By CBSLA Staff

SANTA ANA (CBSLA) — Orange County reported 628 new COVID-19 cases on Wednesday, raising the cumulative case count to 66,585.

The death toll also rose by two on Wednesday to 1,528.

Even as cases and hospitalizations continue to increase across the county, officials said they are still confident they can control the surge.

“I think it’s important to take a look at the positive COVID-19 cases in the county, but also as a percentage of those cases, how many of those are individuals who get hospitalized and also keep track of our hospital bed capacity,” County Supervisor Lisa Bartlett said.

Bartlett said that local medical centers are well prepared for a surge, but they are still monitoring to make sure no hospitals become overwhelmed.

“Right now we still have significant bed staffing in Orange County,” Bartlett said. “But we need to keep track as COVID cases rise and how many get hospitalized.

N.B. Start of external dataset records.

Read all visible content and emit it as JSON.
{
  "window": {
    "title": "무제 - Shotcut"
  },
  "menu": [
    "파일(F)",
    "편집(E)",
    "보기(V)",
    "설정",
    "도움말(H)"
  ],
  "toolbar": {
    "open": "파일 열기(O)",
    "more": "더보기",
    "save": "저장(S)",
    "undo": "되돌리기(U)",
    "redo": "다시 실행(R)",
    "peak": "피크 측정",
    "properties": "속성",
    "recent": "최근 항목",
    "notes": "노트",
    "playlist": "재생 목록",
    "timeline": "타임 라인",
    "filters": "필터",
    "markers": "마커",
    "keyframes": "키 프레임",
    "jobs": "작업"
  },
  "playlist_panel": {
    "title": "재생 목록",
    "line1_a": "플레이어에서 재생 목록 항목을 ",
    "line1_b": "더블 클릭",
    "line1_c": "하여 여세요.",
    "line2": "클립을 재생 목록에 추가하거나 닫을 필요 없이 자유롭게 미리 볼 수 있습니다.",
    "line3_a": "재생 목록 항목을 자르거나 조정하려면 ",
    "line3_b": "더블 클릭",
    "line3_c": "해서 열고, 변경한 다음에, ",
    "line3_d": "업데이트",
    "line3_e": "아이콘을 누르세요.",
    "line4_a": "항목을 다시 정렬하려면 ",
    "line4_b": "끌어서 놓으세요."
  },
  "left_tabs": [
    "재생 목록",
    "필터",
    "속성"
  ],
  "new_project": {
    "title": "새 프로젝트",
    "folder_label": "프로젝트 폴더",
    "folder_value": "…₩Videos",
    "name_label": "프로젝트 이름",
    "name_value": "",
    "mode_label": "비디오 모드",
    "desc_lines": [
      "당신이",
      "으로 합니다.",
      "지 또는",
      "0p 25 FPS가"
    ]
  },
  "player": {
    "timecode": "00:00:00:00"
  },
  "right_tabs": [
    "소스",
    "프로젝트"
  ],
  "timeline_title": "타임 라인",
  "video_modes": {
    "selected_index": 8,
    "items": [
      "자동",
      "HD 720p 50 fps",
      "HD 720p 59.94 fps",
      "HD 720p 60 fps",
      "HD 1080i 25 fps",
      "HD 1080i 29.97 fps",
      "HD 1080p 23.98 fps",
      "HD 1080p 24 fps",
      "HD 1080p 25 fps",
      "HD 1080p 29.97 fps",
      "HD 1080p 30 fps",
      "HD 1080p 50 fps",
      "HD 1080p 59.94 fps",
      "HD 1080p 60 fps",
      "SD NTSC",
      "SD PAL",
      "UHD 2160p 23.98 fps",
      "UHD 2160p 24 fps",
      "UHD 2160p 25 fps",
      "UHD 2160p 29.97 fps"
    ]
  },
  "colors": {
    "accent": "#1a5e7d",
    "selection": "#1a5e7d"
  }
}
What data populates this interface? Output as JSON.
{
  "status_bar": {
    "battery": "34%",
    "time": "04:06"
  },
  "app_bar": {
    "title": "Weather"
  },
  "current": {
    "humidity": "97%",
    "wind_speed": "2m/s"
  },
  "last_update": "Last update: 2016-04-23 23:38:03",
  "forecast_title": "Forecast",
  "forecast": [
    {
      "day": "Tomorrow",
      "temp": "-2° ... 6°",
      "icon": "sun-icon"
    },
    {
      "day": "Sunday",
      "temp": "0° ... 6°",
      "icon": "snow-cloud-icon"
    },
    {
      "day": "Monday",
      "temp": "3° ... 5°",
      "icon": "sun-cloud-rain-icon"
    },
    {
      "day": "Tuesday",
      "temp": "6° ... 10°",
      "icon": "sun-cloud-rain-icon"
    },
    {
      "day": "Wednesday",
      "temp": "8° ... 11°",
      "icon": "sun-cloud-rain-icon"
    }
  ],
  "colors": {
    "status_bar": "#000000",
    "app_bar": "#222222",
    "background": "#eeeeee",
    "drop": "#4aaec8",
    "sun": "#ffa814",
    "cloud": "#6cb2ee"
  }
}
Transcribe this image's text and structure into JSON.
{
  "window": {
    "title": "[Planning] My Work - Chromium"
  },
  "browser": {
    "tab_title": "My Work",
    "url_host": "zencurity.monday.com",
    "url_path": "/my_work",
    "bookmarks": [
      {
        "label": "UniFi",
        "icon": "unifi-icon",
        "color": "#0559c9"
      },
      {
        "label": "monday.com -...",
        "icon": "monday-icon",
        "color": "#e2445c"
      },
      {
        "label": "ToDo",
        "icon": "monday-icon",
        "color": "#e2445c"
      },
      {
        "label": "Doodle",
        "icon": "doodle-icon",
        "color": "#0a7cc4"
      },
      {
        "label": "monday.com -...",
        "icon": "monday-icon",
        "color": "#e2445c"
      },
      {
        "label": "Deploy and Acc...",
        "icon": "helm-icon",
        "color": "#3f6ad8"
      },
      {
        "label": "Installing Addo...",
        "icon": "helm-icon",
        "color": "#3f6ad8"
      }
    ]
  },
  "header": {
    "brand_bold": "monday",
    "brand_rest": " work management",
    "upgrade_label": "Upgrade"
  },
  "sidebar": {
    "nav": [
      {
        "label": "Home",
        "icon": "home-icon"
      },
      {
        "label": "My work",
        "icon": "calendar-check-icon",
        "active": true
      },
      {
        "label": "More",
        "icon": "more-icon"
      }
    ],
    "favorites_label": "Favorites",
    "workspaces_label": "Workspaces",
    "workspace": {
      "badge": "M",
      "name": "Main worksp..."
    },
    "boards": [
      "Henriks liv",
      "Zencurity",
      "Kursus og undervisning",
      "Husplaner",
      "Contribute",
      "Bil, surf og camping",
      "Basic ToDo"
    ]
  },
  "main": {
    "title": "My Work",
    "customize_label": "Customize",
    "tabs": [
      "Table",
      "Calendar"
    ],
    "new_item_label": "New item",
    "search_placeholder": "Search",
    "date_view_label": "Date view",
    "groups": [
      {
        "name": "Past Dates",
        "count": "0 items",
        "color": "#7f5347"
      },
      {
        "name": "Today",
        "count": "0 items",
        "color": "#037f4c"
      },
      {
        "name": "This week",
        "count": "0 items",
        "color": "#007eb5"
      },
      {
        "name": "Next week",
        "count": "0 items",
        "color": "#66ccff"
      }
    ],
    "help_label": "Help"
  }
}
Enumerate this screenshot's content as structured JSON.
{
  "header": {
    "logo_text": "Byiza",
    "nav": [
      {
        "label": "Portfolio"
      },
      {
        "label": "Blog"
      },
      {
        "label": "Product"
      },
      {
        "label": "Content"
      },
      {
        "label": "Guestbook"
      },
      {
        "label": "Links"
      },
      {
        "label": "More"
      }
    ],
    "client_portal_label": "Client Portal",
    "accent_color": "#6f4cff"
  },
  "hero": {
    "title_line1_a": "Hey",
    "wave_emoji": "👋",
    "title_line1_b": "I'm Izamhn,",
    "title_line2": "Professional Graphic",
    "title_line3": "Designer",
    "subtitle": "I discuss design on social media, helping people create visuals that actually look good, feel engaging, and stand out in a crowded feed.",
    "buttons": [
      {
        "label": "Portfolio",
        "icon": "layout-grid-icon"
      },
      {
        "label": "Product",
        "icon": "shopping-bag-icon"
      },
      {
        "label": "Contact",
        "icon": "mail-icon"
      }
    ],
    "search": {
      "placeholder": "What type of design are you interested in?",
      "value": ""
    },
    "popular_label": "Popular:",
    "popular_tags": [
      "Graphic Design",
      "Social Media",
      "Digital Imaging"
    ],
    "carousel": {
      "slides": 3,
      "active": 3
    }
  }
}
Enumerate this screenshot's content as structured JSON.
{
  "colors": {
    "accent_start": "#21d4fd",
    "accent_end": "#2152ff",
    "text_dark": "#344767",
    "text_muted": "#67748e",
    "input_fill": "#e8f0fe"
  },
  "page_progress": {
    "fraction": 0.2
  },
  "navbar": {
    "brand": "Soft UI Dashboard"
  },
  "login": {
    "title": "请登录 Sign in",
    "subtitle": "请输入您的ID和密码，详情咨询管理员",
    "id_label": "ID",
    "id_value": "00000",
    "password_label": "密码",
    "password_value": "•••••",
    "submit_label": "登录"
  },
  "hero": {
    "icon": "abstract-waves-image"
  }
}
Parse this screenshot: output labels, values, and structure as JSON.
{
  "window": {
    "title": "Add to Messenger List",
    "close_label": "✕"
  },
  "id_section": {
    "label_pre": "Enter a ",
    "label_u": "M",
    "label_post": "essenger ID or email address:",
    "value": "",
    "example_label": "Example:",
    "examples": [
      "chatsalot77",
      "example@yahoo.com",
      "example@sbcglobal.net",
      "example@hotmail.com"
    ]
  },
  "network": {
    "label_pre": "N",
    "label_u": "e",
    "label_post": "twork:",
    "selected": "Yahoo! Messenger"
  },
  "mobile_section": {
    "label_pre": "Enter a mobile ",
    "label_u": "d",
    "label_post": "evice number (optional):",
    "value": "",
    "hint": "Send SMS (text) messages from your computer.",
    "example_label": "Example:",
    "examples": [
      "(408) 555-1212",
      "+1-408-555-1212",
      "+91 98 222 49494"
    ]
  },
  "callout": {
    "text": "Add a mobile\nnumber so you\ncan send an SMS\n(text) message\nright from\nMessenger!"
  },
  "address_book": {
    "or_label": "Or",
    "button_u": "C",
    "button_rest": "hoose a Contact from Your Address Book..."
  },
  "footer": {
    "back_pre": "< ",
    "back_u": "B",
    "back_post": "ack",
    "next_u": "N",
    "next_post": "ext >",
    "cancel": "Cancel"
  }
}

We want to sure our health care system doesn’t get overwhelmed.”

Even with a rise in hospitalizations, the county has not seen a sharp spike in ICU beds being filled by COVID-19 patients, which could be attributed to doctors becoming more efficient and knowledgeable about treating the virus, she said.

Bartlett reminded residents that the biggest source of transmission at this time is indoor gatherings with family and friends.

“I think it’s small to medium private gatherings, where people are in close proximity without face coverings,” Bartlett said.

Orange County was placed back in the purple tier of the state’s reopening roadmap this week, and businesses were forced to comply with the tighter restrictions with 24 hours. Bartlett and other county leaders said that forcing businesses back into these restrictions is “punishing” them when they aren’t as much of a vector for the disease.

“We can only shut down so much,” she said. “That’s why with the private gatherings we have to figure out how to target those.”

Orange County CEO Frank Kim speculated that the Nov. 3 election may have contributed to the rise as well.

“Any time you have a public gathering that could include social or election-related or community protests — we’re not saying you can’t do those things — but we’re saying they’re absolutely one of the areas of greater risk because you’re interacting with people outside of your normal cohorts and you don’t know what parts of the community these people are coming from, so now you have a mixture of people who may or may not be from the same county. It’s an unstable cohort and that is added risk.”

Although cases have risen sharply, deaths have been decreasing over the past few weeks. Since Sunday, the county has reported just four deaths.

However, Bartlett warned that deaths are often a lagging indicator and fatalities could increase as hospitalizations continue to increase.

The number of people in the county hospitalized with the virus rose from 270 on Tuesday to 291 on Wednesday. The number of ICU patients rose from 79 to 90.

The county’s positivity rate climbed from 3.3% last week to 4.6% this week. The daily case rate per 100,000 residents sharply rose from 5.6 to 10.8.